Cae o cayó. La lluvia es una cosa,
que sin duda sucede en el pasado.
* * *
Quien la oye caer ha recobrado
el tiempo en que la suerte venturosa
le reveló una flor llamada rosa
y el curioso color del colorado.
* * *
Esta lluvia que ciega los cristales
alegrará en perdidos arrabales
las negras uvas de una parra en cierto
Patio que ya no existe. La mojada
tarde me trae la voz, la voz deseada,
de mi padre que vuelve y que no ha muerto."
El otro yo de Borges
—A veces pienso que hay que cambiar la imagen que la gente tiene de
uno para no repetirse. Por ejemplo, yo soy melancólico, y todos
creen que soy risueño. Las frases ingeniosas que me adjudican no
siempre han salido de mi boca. No soy un ser hiriente y sarcástico.
Cuando digo algo no es para herir, sino que lo digo con la mejor
buena voluntad y buena fe. Creo que se tergiversan muchas de mis
intenciones. Un periodista, el otro día me llamó y me preguntó si
podía decir qué equipo ganaría el mundial. Yo contesté que no
importaba la nacionalidad, porque al fin y al cabo los que juegan
son los individuos. Ese periodista debió creer que se lo decía
irónicamente, y no fue así. Los que van a jugar son gente, y lo
único importante es eso y no su nacionalidad.

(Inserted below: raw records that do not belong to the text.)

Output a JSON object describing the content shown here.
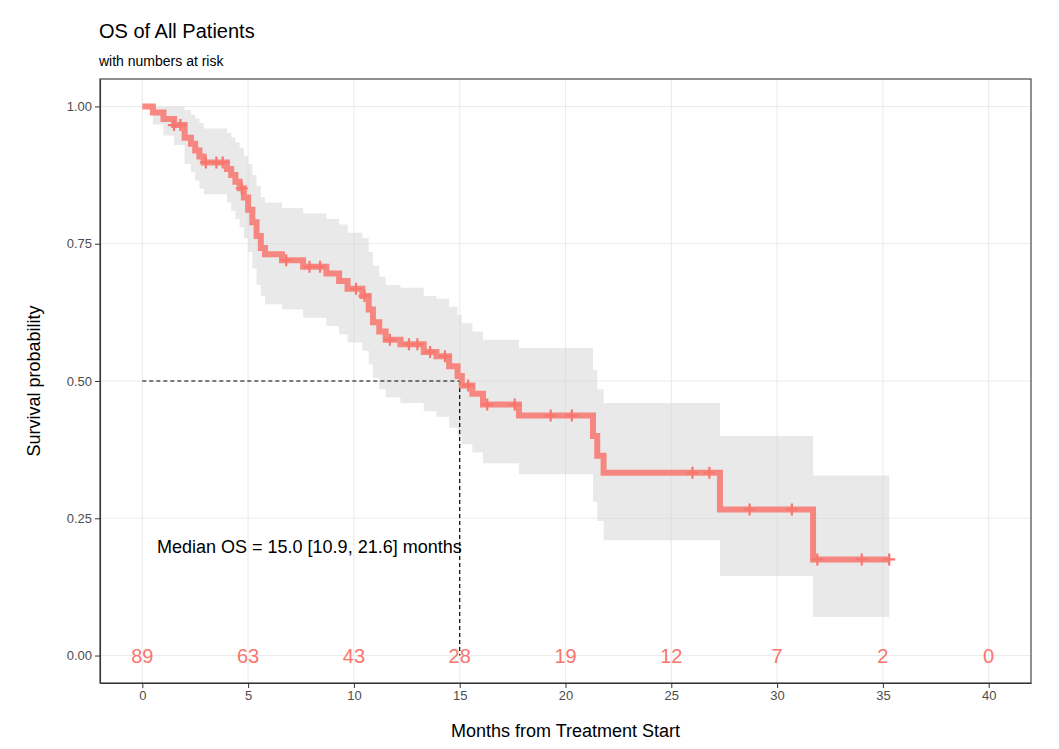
{
  "chart_data": {
    "type": "line",
    "title": "OS of All Patients",
    "subtitle": "with numbers at risk",
    "x_label": "Months from Treatment Start",
    "y_label": "Survival probability",
    "color": "#f8766d",
    "line_style": "step",
    "marker": "plus",
    "grid": true,
    "xlim": [
      -2,
      42
    ],
    "ylim": [
      -0.05,
      1.05
    ],
    "xticks": [
      0,
      5,
      10,
      15,
      20,
      25,
      30,
      35,
      40
    ],
    "yticks": [
      {
        "value": 0,
        "label": "0.00"
      },
      {
        "value": 0.25,
        "label": "0.25"
      },
      {
        "value": 0.5,
        "label": "0.50"
      },
      {
        "value": 0.75,
        "label": "0.75"
      },
      {
        "value": 1,
        "label": "1.00"
      }
    ],
    "x": [
      0,
      0.5,
      1.0,
      1.5,
      2.0,
      2.3,
      2.5,
      2.7,
      2.9,
      4.0,
      4.2,
      4.4,
      4.6,
      4.8,
      5.0,
      5.2,
      5.4,
      5.6,
      5.8,
      6.6,
      7.6,
      8.7,
      9.3,
      9.7,
      10.4,
      10.7,
      10.9,
      11.2,
      11.5,
      12.2,
      13.3,
      13.9,
      14.5,
      14.9,
      15.1,
      15.6,
      16.1,
      17.8,
      21.3,
      21.5,
      21.8,
      27.3,
      31.7,
      35.3
    ],
    "values": [
      1,
      0.989,
      0.977,
      0.966,
      0.943,
      0.932,
      0.92,
      0.909,
      0.898,
      0.886,
      0.875,
      0.863,
      0.851,
      0.834,
      0.812,
      0.789,
      0.764,
      0.742,
      0.731,
      0.72,
      0.708,
      0.696,
      0.682,
      0.668,
      0.655,
      0.63,
      0.607,
      0.59,
      0.575,
      0.567,
      0.553,
      0.545,
      0.527,
      0.509,
      0.492,
      0.477,
      0.457,
      0.437,
      0.4,
      0.364,
      0.333,
      0.266,
      0.175,
      0.175
    ],
    "lower": [
      1,
      0.967,
      0.947,
      0.93,
      0.895,
      0.88,
      0.865,
      0.85,
      0.84,
      0.825,
      0.81,
      0.795,
      0.78,
      0.76,
      0.735,
      0.705,
      0.675,
      0.655,
      0.64,
      0.63,
      0.615,
      0.6,
      0.585,
      0.57,
      0.555,
      0.53,
      0.505,
      0.485,
      0.47,
      0.46,
      0.445,
      0.435,
      0.415,
      0.4,
      0.385,
      0.37,
      0.35,
      0.33,
      0.28,
      0.245,
      0.21,
      0.145,
      0.07,
      0.07
    ],
    "upper": [
      1,
      1,
      1,
      1,
      0.993,
      0.985,
      0.978,
      0.97,
      0.96,
      0.952,
      0.944,
      0.935,
      0.925,
      0.91,
      0.895,
      0.875,
      0.855,
      0.835,
      0.825,
      0.815,
      0.805,
      0.795,
      0.785,
      0.77,
      0.76,
      0.735,
      0.71,
      0.69,
      0.675,
      0.67,
      0.655,
      0.65,
      0.635,
      0.62,
      0.605,
      0.59,
      0.575,
      0.56,
      0.52,
      0.485,
      0.46,
      0.4,
      0.328,
      0.328
    ],
    "censor_x": [
      1.5,
      1.8,
      3.0,
      3.5,
      3.8,
      4.7,
      6.8,
      7.9,
      8.4,
      10.1,
      10.5,
      11.7,
      12.6,
      13.0,
      13.6,
      14.3,
      15.4,
      16.3,
      17.6,
      19.3,
      20.3,
      26.0,
      26.8,
      28.7,
      30.7,
      31.9,
      34.0,
      35.3
    ],
    "censor_y": [
      0.966,
      0.966,
      0.898,
      0.898,
      0.898,
      0.851,
      0.72,
      0.708,
      0.708,
      0.668,
      0.655,
      0.575,
      0.567,
      0.567,
      0.553,
      0.545,
      0.492,
      0.457,
      0.457,
      0.437,
      0.437,
      0.333,
      0.333,
      0.266,
      0.266,
      0.175,
      0.175,
      0.175
    ],
    "at_risk": {
      "x": [
        0,
        5,
        10,
        15,
        20,
        25,
        30,
        35,
        40
      ],
      "y": 0,
      "values": [
        89,
        63,
        43,
        28,
        19,
        12,
        7,
        2,
        0
      ]
    },
    "median": {
      "x": 15.0,
      "y": 0.5,
      "label": "Median OS = 15.0 [10.9, 21.6] months"
    }
  }
}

El avión es una diligencia
—Es posible que antes de que termine este año pueda volver a
Oriente. Pero lo que más me molesta de los viajes son los aviones.
Es todavía un medio de transporte muy primitivo. Tengo la sensación
de estar en una diligencia. Qué vehículo es ése que no ofrece al
pasajero una cama. En los vuelos que duran muchas horas las personas
tienen que ir sentadas. Además, no se percibe el paisaje. Sólo
nubes. La única ventaja que tiene es que llega muy rápido a su
destino. Yo prefiero el barco. Allí puedo sentir el agua, tal vez
algún continente. En el avión todo es muy monótono e incomodo. Por
otra parte, todos los aeropuertos se parecen.
La lluvia persiste, la estola de armiño que la Universidad de la
Sorbona le entregó en mérito a su obra quedó en un rincón, casi
olvidada dentro de una bolsa de polietileno casera. Ya no importa.
Borges está más allá de todos los premios. Al salir, como al pasar
recordamos el poema 1964.
"Ya no seré feliz. Tal vez no importa.
Sólo me queda el goce de estar triste,
esa vana costumbre que me inclina
al Sur, a cierta puerta, a cierta esquina".